I loved her, yet I said things that would ultimately push her away. I definitely wasn’t impeccable with my words

At one point, I was feeling jealous and angry (over nothing in particular). I told her the worst thing I could have done. I told her: I hate you. Don’t talk to me ever again. Go away. Leave me alone. 

What the hell was I thinking? None of that was true. It was the exact opposite of what I truly felt, thought, and wanted.

It gets worse: I made the dumb choice to date one of her best friends. I didn’t really love her best friend. I only dated her friend to make to make her feel jealous. 

The girl who I loved would try to talk to me in public places from time to time, like the mall or the local coffee shop. I’d turn my head. I wouldn’t respond to her. (yeah — I acted in a mean spirited way, that I feel embarrassed about that now). 

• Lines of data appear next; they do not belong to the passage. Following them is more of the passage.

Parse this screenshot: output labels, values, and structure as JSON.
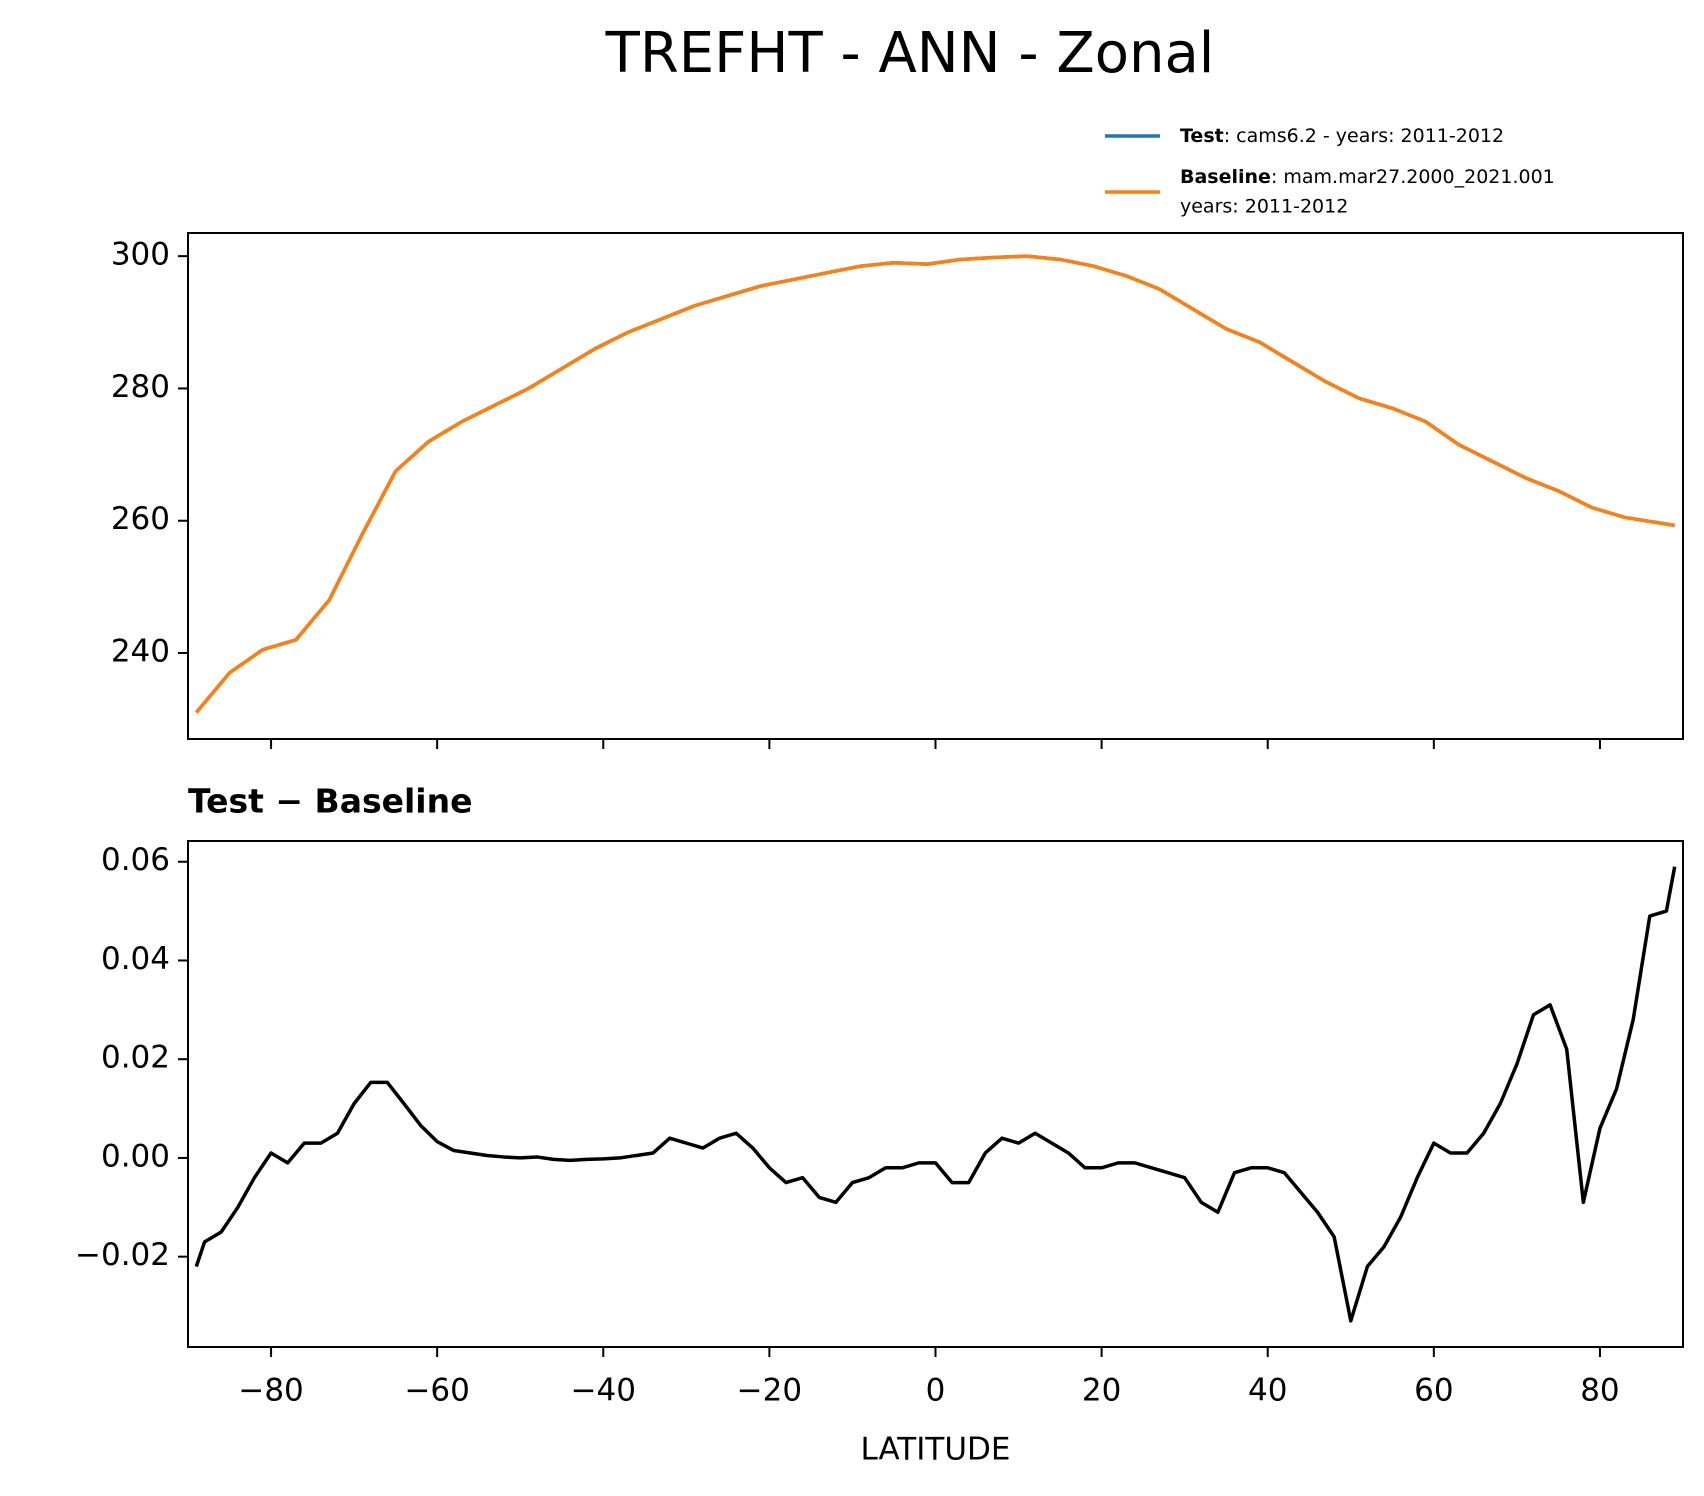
{
  "chart_data": [
    {
      "type": "line",
      "title": "TREFHT - ANN - Zonal",
      "x": [
        -89,
        -85,
        -81,
        -77,
        -73,
        -69,
        -65,
        -61,
        -57,
        -53,
        -49,
        -45,
        -41,
        -37,
        -33,
        -29,
        -25,
        -21,
        -17,
        -13,
        -9,
        -5,
        -1,
        3,
        7,
        11,
        15,
        19,
        23,
        27,
        31,
        35,
        39,
        43,
        47,
        51,
        55,
        59,
        63,
        67,
        71,
        75,
        79,
        83,
        87,
        89
      ],
      "series": [
        {
          "name": "Test",
          "label": ": cams6.2 - years: 2011-2012",
          "color": "#1f77b4",
          "values": [
            231,
            237,
            240.5,
            242,
            248,
            258,
            267.5,
            272,
            275,
            277.5,
            280,
            283,
            286,
            288.5,
            290.5,
            292.5,
            294,
            295.5,
            296.5,
            297.5,
            298.5,
            299,
            298.8,
            299.5,
            299.8,
            300,
            299.5,
            298.5,
            297,
            295,
            292,
            289,
            287,
            284,
            281,
            278.5,
            277,
            275,
            271.5,
            269,
            266.5,
            264.5,
            262,
            260.5,
            259.7,
            259.3
          ]
        },
        {
          "name": "Baseline",
          "label": [
            ": mam.mar27.2000_2021.001",
            "years: 2011-2012"
          ],
          "color": "#ff7f0e",
          "values": [
            231,
            237,
            240.5,
            242,
            248,
            258,
            267.5,
            272,
            275,
            277.5,
            280,
            283,
            286,
            288.5,
            290.5,
            292.5,
            294,
            295.5,
            296.5,
            297.5,
            298.5,
            299,
            298.8,
            299.5,
            299.8,
            300,
            299.5,
            298.5,
            297,
            295,
            292,
            289,
            287,
            284,
            281,
            278.5,
            277,
            275,
            271.5,
            269,
            266.5,
            264.5,
            262,
            260.5,
            259.7,
            259.3
          ]
        }
      ],
      "xlim": [
        -90,
        90
      ],
      "xticks": [
        -80,
        -60,
        -40,
        -20,
        0,
        20,
        40,
        60,
        80
      ],
      "xticklabels": false,
      "ylim": [
        227,
        303.5
      ],
      "yticks": [
        240,
        260,
        280,
        300
      ],
      "legend": "upper right outside"
    },
    {
      "type": "line",
      "title": "Test − Baseline",
      "xlabel": "LATITUDE",
      "x": [
        -89,
        -88,
        -86,
        -84,
        -82,
        -80,
        -78,
        -76,
        -74,
        -72,
        -70,
        -68,
        -66,
        -64,
        -62,
        -60,
        -58,
        -56,
        -54,
        -52,
        -50,
        -48,
        -46,
        -44,
        -42,
        -40,
        -38,
        -36,
        -34,
        -32,
        -30,
        -28,
        -26,
        -24,
        -22,
        -20,
        -18,
        -16,
        -14,
        -12,
        -10,
        -8,
        -6,
        -4,
        -2,
        0,
        2,
        4,
        6,
        8,
        10,
        12,
        14,
        16,
        18,
        20,
        22,
        24,
        26,
        28,
        30,
        32,
        34,
        36,
        38,
        40,
        42,
        44,
        46,
        48,
        50,
        52,
        54,
        56,
        58,
        60,
        62,
        64,
        66,
        68,
        70,
        72,
        74,
        76,
        78,
        80,
        82,
        84,
        86,
        88,
        89
      ],
      "series": [
        {
          "name": "Test − Baseline",
          "color": "#000000",
          "values": [
            -0.022,
            -0.017,
            -0.015,
            -0.01,
            -0.004,
            0.001,
            -0.001,
            0.003,
            0.003,
            0.005,
            0.011,
            0.0153,
            0.0153,
            0.011,
            0.0066,
            0.0033,
            0.0015,
            0.001,
            0.0005,
            0.0002,
            0,
            0.0002,
            -0.0003,
            -0.0005,
            -0.0003,
            -0.0002,
            0,
            0.0005,
            0.001,
            0.004,
            0.003,
            0.002,
            0.004,
            0.005,
            0.002,
            -0.002,
            -0.005,
            -0.004,
            -0.008,
            -0.009,
            -0.005,
            -0.004,
            -0.002,
            -0.002,
            -0.001,
            -0.001,
            -0.005,
            -0.005,
            0.001,
            0.004,
            0.003,
            0.005,
            0.003,
            0.001,
            -0.002,
            -0.002,
            -0.001,
            -0.001,
            -0.002,
            -0.003,
            -0.004,
            -0.009,
            -0.011,
            -0.003,
            -0.002,
            -0.002,
            -0.003,
            -0.007,
            -0.011,
            -0.016,
            -0.033,
            -0.022,
            -0.018,
            -0.012,
            -0.004,
            0.003,
            0.001,
            0.001,
            0.005,
            0.011,
            0.019,
            0.029,
            0.031,
            0.022,
            -0.009,
            0.006,
            0.014,
            0.028,
            0.049,
            0.05,
            0.059
          ]
        }
      ],
      "xlim": [
        -90,
        90
      ],
      "xticks": [
        {
          "value": -80,
          "label": "−80"
        },
        {
          "value": -60,
          "label": "−60"
        },
        {
          "value": -40,
          "label": "−40"
        },
        {
          "value": -20,
          "label": "−20"
        },
        0,
        20,
        40,
        60,
        80
      ],
      "xticklabels": true,
      "ylim": [
        -0.0383,
        0.0642
      ],
      "yticks": [
        {
          "value": -0.02,
          "label": "−0.02"
        },
        {
          "value": 0,
          "label": "0.00"
        },
        0.02,
        0.04,
        0.06
      ]
    }
  ]
}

I can still hear the hurt the sound of her voice when she asked, “why not talk to me?” I turned my head and walked away.

I definitely had interpersonal problems. 

It’s no wonder I didn’t end up with her. 

I wasn’t impeccable with my word. I was the exact opposite of that.

 

I’ve grown, matured, changed, and learned over the years. I’m wiser now as I’m approaching 40-years in age (in a year and a few months). I’m sure she has grown too. I read in the newspaper that she was getting married (many years ago). and I authentically hope she and her husband and family are doing well these days. 

I forgive myself for the way I behaved towards her back in the mid-90s because I was doing the best I could with the limited amount of skills I had at the time. 

If I had better skills in the 90s, then I would have done better. 

I would have communicated honestly. I would have said what I meant. I would have been nice, kind, and respectful.  I would have told her that I love you no matter what and that I’d be here for you no matter what. 

Some lessons people just have to learn on their own.

And as Don Miguel Ruiz  suggests, Be impeccable with your word.